Montag, 13. Mai 2019


Mozart Momentum 1785/86 I mit Lars Vogt (Klavier) und dem Mahler Chamber Orchestra, Alte Oper Frankfurt, 11.05.2019

Mahler Chamber Orchestra mit Lars Vogt am Flügel (Foto: Wonge Bergmann)



Mozart Momente von einem „nomadischen Kollektiv“ der Spitzenklasse

Das Mahler Chamber Orchestra (MCO), 1997 in Berlin gegründet, versteht sich als „nomadisches Kollektiv“, das sich weltweit zu verschiedenen Projekten trifft und mit musikalischen Schwerpunktsetzungen auf Tourneen geht. Ein Kern von 45 Mitgliedern aus über 20 Ländern entscheidet demokratisch, im intensiven künstlerischen Dialog über musikalische Programme. 
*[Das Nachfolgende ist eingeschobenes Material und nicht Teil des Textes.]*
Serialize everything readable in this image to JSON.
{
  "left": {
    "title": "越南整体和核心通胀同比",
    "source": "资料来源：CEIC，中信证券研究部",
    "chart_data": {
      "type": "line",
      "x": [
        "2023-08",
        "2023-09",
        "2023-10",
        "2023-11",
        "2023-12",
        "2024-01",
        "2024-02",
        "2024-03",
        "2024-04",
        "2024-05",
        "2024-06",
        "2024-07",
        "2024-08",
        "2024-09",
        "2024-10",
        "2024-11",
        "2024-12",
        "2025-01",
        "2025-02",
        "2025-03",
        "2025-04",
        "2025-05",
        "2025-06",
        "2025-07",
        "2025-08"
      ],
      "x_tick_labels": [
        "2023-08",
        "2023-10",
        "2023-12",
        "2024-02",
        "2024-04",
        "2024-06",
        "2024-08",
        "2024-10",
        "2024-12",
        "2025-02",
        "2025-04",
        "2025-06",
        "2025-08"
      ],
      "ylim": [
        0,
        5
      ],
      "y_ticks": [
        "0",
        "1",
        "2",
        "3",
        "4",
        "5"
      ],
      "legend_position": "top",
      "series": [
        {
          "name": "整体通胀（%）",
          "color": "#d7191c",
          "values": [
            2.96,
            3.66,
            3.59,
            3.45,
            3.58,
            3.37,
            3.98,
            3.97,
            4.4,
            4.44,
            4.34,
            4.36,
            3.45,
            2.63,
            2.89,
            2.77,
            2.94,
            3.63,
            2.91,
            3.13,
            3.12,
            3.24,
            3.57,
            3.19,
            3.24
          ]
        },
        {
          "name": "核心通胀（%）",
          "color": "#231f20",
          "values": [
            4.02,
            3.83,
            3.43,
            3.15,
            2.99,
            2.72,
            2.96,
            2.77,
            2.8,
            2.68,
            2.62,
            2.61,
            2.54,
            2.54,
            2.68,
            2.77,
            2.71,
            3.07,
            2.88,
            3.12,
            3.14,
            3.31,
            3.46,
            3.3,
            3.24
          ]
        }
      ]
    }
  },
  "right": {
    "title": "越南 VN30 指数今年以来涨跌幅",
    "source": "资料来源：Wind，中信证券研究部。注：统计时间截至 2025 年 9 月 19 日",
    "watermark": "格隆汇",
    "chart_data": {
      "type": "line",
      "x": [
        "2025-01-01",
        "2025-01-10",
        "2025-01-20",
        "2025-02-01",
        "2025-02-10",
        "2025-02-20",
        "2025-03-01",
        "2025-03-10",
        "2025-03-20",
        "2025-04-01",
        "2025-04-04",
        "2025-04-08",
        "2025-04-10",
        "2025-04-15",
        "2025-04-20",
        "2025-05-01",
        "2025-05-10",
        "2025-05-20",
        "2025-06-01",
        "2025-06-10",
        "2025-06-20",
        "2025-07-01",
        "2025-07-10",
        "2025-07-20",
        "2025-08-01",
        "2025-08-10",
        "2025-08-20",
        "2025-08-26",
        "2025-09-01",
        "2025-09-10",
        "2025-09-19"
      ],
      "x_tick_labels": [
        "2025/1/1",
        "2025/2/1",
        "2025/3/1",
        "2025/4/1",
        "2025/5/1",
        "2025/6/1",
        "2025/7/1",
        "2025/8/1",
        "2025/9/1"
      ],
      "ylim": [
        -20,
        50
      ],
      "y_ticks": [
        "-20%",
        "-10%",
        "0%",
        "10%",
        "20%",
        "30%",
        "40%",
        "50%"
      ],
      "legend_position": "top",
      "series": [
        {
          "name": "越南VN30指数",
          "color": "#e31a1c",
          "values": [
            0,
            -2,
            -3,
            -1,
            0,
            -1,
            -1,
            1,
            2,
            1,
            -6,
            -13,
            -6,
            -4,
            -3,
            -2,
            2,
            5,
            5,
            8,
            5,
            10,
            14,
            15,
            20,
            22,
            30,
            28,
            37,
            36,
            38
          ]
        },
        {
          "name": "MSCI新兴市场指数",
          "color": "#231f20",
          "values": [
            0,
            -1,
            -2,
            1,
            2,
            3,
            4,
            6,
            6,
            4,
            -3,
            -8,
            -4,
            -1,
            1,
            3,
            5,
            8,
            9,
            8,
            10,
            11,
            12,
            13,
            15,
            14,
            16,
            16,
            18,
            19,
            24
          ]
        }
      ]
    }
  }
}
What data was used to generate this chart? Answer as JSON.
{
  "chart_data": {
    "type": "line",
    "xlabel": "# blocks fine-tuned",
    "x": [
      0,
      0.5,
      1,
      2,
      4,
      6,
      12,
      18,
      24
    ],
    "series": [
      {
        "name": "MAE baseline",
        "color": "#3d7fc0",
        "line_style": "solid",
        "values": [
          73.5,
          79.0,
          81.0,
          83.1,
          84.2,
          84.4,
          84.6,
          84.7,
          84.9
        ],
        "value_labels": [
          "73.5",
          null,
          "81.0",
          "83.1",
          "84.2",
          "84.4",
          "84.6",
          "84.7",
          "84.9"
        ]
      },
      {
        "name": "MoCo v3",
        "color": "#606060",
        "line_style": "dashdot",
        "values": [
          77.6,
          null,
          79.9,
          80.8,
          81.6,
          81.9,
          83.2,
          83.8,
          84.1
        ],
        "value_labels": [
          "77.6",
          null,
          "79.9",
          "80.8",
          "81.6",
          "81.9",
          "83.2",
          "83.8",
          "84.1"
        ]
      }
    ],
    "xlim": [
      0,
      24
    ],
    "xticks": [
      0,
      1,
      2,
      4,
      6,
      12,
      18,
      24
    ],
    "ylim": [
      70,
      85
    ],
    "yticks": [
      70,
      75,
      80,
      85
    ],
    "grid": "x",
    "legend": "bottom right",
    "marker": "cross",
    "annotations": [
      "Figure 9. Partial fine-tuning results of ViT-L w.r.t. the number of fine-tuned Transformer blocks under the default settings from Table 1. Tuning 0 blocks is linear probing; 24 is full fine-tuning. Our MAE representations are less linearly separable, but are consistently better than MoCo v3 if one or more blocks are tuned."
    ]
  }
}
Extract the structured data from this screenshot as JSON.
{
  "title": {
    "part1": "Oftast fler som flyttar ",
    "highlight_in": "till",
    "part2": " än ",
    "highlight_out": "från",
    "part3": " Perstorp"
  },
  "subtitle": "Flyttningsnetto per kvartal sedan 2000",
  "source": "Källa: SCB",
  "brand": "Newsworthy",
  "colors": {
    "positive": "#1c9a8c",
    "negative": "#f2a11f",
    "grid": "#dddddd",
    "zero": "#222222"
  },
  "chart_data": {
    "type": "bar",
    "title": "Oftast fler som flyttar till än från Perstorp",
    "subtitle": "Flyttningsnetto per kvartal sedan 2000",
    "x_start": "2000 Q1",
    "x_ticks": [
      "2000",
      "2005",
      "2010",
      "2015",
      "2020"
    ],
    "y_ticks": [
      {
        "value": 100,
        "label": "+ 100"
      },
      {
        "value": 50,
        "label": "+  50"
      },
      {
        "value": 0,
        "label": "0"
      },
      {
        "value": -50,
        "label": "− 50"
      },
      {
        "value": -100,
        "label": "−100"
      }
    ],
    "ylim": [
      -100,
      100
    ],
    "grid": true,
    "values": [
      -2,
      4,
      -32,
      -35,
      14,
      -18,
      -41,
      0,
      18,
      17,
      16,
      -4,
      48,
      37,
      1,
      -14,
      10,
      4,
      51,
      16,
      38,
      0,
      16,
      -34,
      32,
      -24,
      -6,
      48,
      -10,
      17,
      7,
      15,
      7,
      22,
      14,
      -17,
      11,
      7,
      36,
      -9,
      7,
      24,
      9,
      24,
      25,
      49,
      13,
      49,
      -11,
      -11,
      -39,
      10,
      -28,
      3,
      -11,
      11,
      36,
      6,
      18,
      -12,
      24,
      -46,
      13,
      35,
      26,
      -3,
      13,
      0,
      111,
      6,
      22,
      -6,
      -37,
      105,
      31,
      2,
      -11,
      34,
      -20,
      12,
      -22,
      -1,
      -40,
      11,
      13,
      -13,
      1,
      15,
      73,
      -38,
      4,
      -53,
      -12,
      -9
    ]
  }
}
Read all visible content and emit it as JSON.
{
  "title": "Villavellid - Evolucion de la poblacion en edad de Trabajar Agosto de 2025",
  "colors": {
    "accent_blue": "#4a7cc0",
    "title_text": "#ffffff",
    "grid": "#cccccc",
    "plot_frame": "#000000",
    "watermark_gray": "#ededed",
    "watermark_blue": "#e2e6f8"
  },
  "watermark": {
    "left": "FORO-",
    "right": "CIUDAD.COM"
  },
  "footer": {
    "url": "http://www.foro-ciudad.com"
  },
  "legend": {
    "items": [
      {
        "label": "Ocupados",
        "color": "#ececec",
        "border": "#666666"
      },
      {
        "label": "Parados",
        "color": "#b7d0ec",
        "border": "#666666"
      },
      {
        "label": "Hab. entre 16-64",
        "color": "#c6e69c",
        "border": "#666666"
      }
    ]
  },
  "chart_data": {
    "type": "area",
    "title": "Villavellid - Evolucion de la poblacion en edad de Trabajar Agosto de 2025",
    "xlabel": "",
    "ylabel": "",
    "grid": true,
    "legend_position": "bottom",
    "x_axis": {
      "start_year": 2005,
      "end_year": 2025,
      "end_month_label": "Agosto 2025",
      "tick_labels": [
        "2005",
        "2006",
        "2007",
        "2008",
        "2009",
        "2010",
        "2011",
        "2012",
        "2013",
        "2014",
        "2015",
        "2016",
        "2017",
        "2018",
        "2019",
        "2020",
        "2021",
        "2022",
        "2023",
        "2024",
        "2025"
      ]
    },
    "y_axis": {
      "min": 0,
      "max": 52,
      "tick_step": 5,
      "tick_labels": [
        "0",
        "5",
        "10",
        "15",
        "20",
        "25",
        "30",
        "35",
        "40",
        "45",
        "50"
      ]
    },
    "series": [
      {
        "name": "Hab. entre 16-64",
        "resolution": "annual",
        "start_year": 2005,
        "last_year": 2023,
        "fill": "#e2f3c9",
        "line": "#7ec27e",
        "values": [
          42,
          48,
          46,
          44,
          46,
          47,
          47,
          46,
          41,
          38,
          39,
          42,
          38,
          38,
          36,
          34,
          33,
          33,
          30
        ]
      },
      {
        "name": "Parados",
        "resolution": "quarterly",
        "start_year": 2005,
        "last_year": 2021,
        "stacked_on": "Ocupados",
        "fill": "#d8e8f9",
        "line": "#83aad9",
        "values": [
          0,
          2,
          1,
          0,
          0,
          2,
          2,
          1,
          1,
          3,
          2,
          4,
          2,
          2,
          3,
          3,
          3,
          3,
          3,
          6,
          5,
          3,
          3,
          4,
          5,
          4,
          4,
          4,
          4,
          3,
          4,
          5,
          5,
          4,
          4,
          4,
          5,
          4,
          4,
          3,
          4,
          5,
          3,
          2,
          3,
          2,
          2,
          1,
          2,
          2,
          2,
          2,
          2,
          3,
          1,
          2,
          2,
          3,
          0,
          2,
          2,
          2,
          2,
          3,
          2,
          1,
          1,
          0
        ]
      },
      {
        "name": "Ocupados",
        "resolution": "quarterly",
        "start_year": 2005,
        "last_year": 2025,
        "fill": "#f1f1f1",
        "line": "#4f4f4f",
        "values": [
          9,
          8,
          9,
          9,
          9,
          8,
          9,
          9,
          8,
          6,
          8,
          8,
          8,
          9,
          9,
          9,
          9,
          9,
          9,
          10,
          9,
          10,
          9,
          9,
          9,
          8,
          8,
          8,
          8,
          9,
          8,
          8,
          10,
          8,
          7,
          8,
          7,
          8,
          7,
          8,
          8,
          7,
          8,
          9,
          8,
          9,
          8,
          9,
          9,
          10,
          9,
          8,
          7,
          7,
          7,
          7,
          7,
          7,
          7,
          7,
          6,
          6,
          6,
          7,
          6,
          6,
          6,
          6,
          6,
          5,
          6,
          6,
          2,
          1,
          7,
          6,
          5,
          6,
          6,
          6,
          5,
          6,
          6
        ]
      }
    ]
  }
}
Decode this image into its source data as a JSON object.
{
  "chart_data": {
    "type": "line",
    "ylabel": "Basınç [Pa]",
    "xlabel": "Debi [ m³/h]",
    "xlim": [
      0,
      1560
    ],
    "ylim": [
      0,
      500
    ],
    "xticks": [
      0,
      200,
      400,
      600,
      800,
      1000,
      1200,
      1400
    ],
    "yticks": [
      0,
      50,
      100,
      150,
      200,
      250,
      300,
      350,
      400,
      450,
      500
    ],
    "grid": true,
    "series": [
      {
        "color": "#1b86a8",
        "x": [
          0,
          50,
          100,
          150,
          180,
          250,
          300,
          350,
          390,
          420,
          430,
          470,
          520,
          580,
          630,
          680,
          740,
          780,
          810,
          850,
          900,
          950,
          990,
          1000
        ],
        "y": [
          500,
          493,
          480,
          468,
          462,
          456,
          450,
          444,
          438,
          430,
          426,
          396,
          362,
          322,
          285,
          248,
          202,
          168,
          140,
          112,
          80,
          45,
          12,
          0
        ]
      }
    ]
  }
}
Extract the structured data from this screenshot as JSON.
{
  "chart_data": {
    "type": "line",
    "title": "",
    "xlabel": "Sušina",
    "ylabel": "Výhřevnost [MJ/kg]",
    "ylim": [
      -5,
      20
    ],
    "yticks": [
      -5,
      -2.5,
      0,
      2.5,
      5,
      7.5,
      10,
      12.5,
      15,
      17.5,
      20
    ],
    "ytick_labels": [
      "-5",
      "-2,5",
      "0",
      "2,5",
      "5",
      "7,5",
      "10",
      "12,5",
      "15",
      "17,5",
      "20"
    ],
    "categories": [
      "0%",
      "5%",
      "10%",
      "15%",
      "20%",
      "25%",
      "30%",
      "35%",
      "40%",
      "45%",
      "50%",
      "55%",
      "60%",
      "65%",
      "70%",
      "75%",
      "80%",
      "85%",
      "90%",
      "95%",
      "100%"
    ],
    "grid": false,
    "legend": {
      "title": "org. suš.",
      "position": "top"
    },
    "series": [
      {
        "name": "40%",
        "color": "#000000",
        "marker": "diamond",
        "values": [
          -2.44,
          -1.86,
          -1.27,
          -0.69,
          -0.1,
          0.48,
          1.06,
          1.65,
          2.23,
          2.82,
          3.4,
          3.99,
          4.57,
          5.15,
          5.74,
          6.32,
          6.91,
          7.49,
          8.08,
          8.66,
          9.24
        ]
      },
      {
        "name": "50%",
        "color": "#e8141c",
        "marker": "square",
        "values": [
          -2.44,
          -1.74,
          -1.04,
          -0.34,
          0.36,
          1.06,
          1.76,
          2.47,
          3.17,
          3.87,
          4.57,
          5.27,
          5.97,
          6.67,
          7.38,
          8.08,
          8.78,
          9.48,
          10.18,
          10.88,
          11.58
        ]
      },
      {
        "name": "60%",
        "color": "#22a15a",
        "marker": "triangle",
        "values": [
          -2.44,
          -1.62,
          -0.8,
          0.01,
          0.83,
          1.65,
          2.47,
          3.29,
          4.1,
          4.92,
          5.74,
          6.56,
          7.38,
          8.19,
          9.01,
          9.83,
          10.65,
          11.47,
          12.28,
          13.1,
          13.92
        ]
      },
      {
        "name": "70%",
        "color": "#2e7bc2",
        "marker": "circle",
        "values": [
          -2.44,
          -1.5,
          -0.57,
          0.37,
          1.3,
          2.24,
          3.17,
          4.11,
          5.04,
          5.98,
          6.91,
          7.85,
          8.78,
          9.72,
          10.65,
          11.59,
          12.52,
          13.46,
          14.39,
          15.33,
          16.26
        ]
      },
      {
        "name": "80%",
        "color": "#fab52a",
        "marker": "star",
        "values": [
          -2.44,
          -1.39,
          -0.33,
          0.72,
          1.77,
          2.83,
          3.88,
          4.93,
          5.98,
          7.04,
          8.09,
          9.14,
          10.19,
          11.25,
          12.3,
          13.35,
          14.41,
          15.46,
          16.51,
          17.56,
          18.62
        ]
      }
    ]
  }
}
Neuestes, auf drei Jahre angelegtes Großprojekt nennt das MCO:  „Mozart Momentum 1785/86“ und reflektiert darin die ungeheuer produktive Schaffensphase Mozarts (1756-1791) während dieser beiden Jahre, die auch für die Musikgeschichte von großer Bedeutung sind. Die Alte Oper Frankfurt hat  das MCO als Start- und Ausgangspunkt dieses Projekts ausgewählt.

Mozart komponierte bekanntlich während der genannten zwei Jahre über 50 seiner insgesamt mehr als 600 Werke, darunter zwei seiner Opern (Le Nozze de Figaro und Der Schauspieldirektor), seine Sinfonie Nr. 39, zwölf seiner 27 Klavierkonzerte, zwei seiner 21 Streichquartette, seine einzigen zwei Klavierquartette (KV 478/493) und last but not least, fünf seiner insgesamt 30 Lieder mit Klavierbegleitung. Dazu eine Vielzahl von Kantaten, Chorwerken, Bläserkonzerten (darunter sein bekanntes Hornkonzert KV 495) und Violinsonaten (17), wovon die Es-Dur (KV 481) von 1785 zum Nach(t)konzert des Abends gehörte.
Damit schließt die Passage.